ファオランの隊が泊まっていた村に着いたのは四日後だった。
「お疲れ様です、ヴェンドメ准将軍、アリアネ」と私たちを迎えたファオラン隊長だった。
「お疲れ様です、ファオラン。本当に疲れた。アリアネの荷物、ワタシの所においてくれ。それから、十分後明日の作戦について説明する」
ファオラン隊長が使っていた家の居間にあったテーブルの上に侯爵は地図を開き、じっと見つめていた。この四日間馬車の中で侯爵はほとんど話さなかった。いつも考え事をしているような顔で馬車の小さい窓から外を見ていた。
十分後、私とファオラン隊長を含めて、十五人の軍人がテーブルと侯爵の周りに集まった。今日始めて私は侯爵の作戦を本人から聞く日だった。
「ワタシを知らない者もいると思いますから、一応自己紹介しましょう。ワタシはヴェンドメ准将軍です。先月から南と東にいる軍隊の責任者になりました。ファオラン隊長の軍隊はかなり前から動かしています。話し方から分かると思いますが、ワタシは貴族の息子。それに対して不満がある者いましたら、この部屋から出ていい。明日の作戦に参加できなくなりますが、別に軍人としての生活に全く影響がありませんから、どうぞ。ワタシは敵にしか喧嘩売らない主義なので」と兵の顔を覗った「でる者いないみたいですね。じゃ、作戦の話に入るが、正直命のやりとりより隣の町の綺麗なお姉さんと遊ぶ方が好きなので、この戦い三日で片付けましょう」
ドアの強く閉める音がした
「ワタシは馬鹿なことを言っていると思った者が出たようですね。出たい者はどうぞ。人数把握しないと作戦立てられないから・・・」
あと二人部屋から出た
「ということはここに残った十三人とワタシとファオラン隊長の部下でこの作戦を実行する。想像したより多いですね」
「ヴェンドメ准将軍も出るつもりですか」と三十歳位の男が聞く。侯爵より年上だ。
「責任者はワタシですし、それに指示を出すのもワタシですから。今日初めて見る顔ですね、名前は?」
「ポーです。隊長務めさせています」
「ワタシより実戦が多いと思いますから、意見があったら、是非言ってほしいです」
ポー隊長は一礼をした
「では話の本番に入ります。敵は三つの場所に泊まっている。その場所を一つずつに攻撃しよう。明日の明朝に最初の攻撃をしたいが、準備できているかなぁ」
「はい」と一斉の声
それから侯爵は細かい作戦を説明した。何人かとりあえず忍び込んで、敵の隊長などを殺し、火をつける。その後他の兵たちは大勢に敵のキャンプを攻撃する作戦だった。誰が何をするか、何時にするか、もちろん説明したが、もし何かうまく行かない場合どうすればいいかまで作戦を立ていた。

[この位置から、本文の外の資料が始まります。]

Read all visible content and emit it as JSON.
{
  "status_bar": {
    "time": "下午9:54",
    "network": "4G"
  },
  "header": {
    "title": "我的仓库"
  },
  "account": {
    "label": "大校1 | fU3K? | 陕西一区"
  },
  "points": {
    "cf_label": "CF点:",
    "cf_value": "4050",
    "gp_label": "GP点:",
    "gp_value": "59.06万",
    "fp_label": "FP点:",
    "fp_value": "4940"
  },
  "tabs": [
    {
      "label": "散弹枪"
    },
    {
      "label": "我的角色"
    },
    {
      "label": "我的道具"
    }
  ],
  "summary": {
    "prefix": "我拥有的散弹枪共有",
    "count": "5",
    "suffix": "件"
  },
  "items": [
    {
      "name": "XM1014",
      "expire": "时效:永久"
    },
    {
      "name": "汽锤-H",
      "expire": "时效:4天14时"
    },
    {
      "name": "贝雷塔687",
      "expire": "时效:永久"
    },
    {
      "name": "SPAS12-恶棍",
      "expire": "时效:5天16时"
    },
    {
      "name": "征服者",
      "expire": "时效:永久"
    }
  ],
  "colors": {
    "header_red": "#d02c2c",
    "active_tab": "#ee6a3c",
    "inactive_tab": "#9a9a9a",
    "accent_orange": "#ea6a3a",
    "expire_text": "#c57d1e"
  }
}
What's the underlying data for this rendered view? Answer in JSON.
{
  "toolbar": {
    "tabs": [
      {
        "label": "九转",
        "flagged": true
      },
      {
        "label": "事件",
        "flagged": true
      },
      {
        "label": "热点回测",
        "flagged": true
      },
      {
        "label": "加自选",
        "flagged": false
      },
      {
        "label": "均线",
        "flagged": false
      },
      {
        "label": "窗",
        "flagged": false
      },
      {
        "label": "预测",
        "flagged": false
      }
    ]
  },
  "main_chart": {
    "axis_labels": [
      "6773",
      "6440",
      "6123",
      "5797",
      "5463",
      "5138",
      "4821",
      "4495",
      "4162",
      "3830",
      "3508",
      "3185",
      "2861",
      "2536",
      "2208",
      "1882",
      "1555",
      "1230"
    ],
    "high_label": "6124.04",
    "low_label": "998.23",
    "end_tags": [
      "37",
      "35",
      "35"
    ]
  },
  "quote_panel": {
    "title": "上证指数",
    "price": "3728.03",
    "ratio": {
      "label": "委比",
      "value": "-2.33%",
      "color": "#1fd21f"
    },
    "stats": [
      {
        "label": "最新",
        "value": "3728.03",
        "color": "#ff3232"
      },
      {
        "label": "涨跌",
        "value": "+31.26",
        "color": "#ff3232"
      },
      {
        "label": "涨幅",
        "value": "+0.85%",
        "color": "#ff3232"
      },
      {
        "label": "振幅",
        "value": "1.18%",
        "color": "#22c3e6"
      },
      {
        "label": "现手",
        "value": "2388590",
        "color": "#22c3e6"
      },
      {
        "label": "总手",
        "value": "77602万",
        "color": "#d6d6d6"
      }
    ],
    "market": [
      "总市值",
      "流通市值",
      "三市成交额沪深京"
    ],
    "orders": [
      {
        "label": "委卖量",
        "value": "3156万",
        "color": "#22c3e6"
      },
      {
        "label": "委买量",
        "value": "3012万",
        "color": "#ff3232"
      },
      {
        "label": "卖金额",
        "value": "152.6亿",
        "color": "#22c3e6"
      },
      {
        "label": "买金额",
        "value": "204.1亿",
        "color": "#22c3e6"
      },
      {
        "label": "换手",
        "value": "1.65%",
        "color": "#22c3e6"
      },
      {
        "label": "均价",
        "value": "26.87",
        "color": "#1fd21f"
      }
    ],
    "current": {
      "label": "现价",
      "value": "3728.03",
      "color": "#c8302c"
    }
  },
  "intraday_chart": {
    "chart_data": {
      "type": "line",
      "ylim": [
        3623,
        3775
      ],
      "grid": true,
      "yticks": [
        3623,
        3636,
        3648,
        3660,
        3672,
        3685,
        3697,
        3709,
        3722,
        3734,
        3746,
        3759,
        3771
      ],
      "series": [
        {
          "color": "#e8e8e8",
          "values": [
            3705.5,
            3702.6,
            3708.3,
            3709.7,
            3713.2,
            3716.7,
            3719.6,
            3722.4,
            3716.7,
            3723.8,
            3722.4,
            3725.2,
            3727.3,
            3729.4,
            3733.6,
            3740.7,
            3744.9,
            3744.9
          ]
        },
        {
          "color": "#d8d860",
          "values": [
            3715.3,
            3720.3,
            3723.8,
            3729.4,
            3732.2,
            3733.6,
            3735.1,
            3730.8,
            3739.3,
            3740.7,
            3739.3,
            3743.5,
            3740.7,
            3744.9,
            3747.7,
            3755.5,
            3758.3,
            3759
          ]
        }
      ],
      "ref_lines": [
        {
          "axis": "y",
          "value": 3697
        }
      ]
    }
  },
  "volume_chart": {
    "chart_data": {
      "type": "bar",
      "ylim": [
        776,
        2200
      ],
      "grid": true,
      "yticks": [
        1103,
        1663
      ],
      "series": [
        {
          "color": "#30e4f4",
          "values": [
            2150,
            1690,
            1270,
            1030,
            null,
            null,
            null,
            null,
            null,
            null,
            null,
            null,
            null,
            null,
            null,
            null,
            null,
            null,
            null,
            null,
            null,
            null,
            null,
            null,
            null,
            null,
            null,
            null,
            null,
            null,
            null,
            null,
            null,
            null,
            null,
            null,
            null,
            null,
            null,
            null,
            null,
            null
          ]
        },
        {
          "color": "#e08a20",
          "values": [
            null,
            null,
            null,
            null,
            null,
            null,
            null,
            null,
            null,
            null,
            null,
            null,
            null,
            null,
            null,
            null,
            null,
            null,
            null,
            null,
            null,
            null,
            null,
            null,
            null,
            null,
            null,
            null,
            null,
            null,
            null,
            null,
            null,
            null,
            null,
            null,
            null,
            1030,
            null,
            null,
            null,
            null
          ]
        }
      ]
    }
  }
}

「これで以上。明日の一時に集合。それと忘れないで欲しいことが二つがある:一つ目一人で無理だと思った時に必ず仲間の助けを求めること、二つ目自分の命を優先にすること、勝てないと思った時に逃げればいい。できる限り犠牲を避けよう。質問ある者はワタシのところに。今夜ゆっくり休んでおけ」と侯爵は自分に用意された家に向かった。私も一緒に。
「ヴェンドメ准将軍!」とポー隊長が私たちを追ってきた。
「何か」と侯爵は聞く
「失礼だと思いますが、一度だけでもヴェンドメ准将軍と剣を合わせたいです」
「ワタシと?」
「はい」
「負けますよ」
「おれ負けても、准将軍と剣を合わせたいです」
「いいえ、いいえ。ワタシが負けます。実戦の経験が浅いですから、剣を握る自身あまりありません」
ポー隊長は侯爵の言葉にびっくりしていた。
「ポー」とファオラン隊長は近づいてきた「戦いが終わったら、そういう話をしよう。准将軍も疲れていますし」
「はい」とまだ驚いているポー隊長だった。